An interesting story might have involved a torrential rain storm that shut the city down for a month and left everybody waterlogged and exhausted. It might have included a secret wedding, a missing relative (twins maybe?) and a lion loose on the grounds. It would have involved a late-night break in, a famous musician, an unexpected inheritance, an explosion in the middle of the night.
But even though the story is there, like a big empty manor, there are no characters. There is a dagger in the roll-top desk, but no one there to use it. There is a bucket on the stairs that no one will trip on.
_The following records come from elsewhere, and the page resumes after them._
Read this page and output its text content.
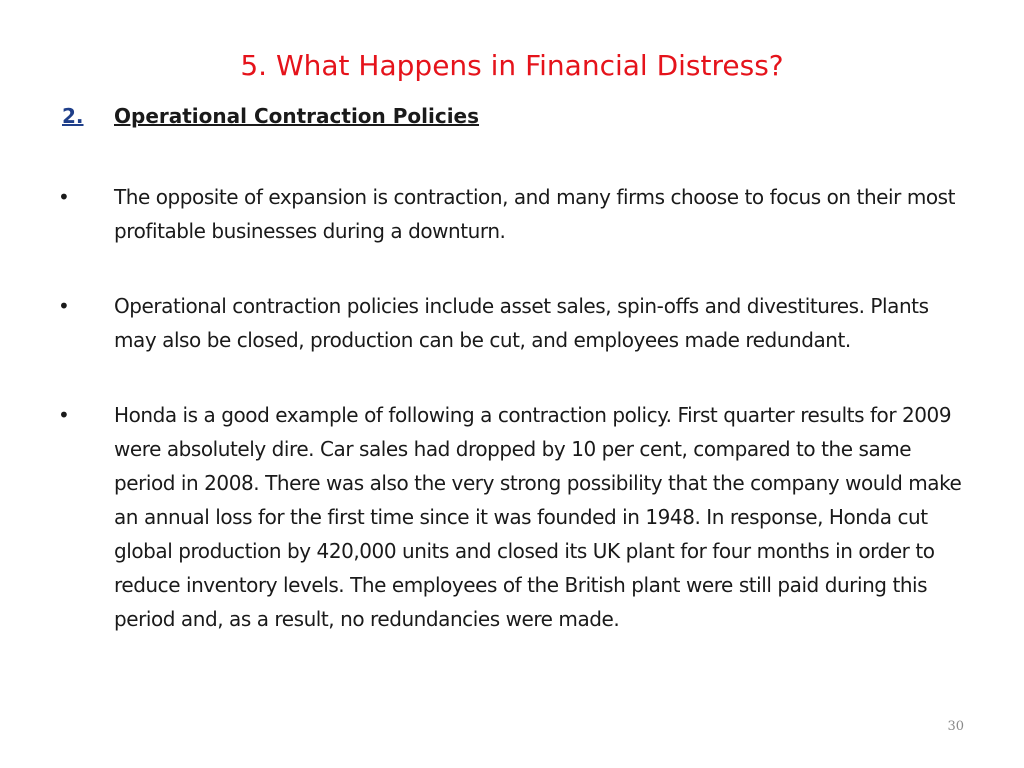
5. What Happens in Financial Distress?
2. Operational Contraction Policies
•	The opposite of expansion is contraction, and many firms choose to focus on their most profitable businesses during a downturn.
•	Operational contraction policies include asset sales, spin-offs and divestitures. Plants may also be closed, production can be cut, and employees made redundant.
•	Honda is a good example of following a contraction policy. First quarter results for 2009 were absolutely dire. Car sales had dropped by 10 per cent, compared to the same period in 2008. There was also the very strong possibility that the company would make an annual loss for the first time since it was founded in 1948. In response, Honda cut global production by 420,000 units and closed its UK plant for four months in order to reduce inventory levels. The employees of the British plant were still paid during this period and, as a result, no redundancies were made.
30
There is a letter, unopened, sitting between the pages of a book that nothing will touch, not even the dust.
This house is really there, as much as you are, out somewhere in the distance, but nothing will ever happen there save for the wind blowing through the curtains.
Meanwhile, the murderer, the butler, the musician and the lion tamer sit around waiting for instructions.
When none come, they go out to dinner.
“Well how are you?” the lion tamer begins.
“Just fine and you?”
“Fantastic.”
“Did we ever catch the lion?
“Is he loose yet? I haven’t heard him roar.”
“The baby has gone missing, doesn’t that require the lion?”
“The lion or the nanny, it depends on the instructions.”
“We never got that far. The book fell into the bathwater.”
“This was after you were identified?”
“I haven’t been identified. Even when I am identified, there’s a passport with another name hidden in my bedroll that no one knows about.”
When they are finished with dinner they all go home. They won’t talk again. The lion tamer will become a fighter pilot and die in the first world war. The murderer will never murder anyone, she’ll become a nurse and will appear years later as the scent of perfume in a story told by a boy describing a visit with his grandmother at the hospital. The musician will come home to find that he can’t read music anymore. The butler will discover that the house he used to work in has disappeared altogether.
None of them will have anything interesting to say about one another.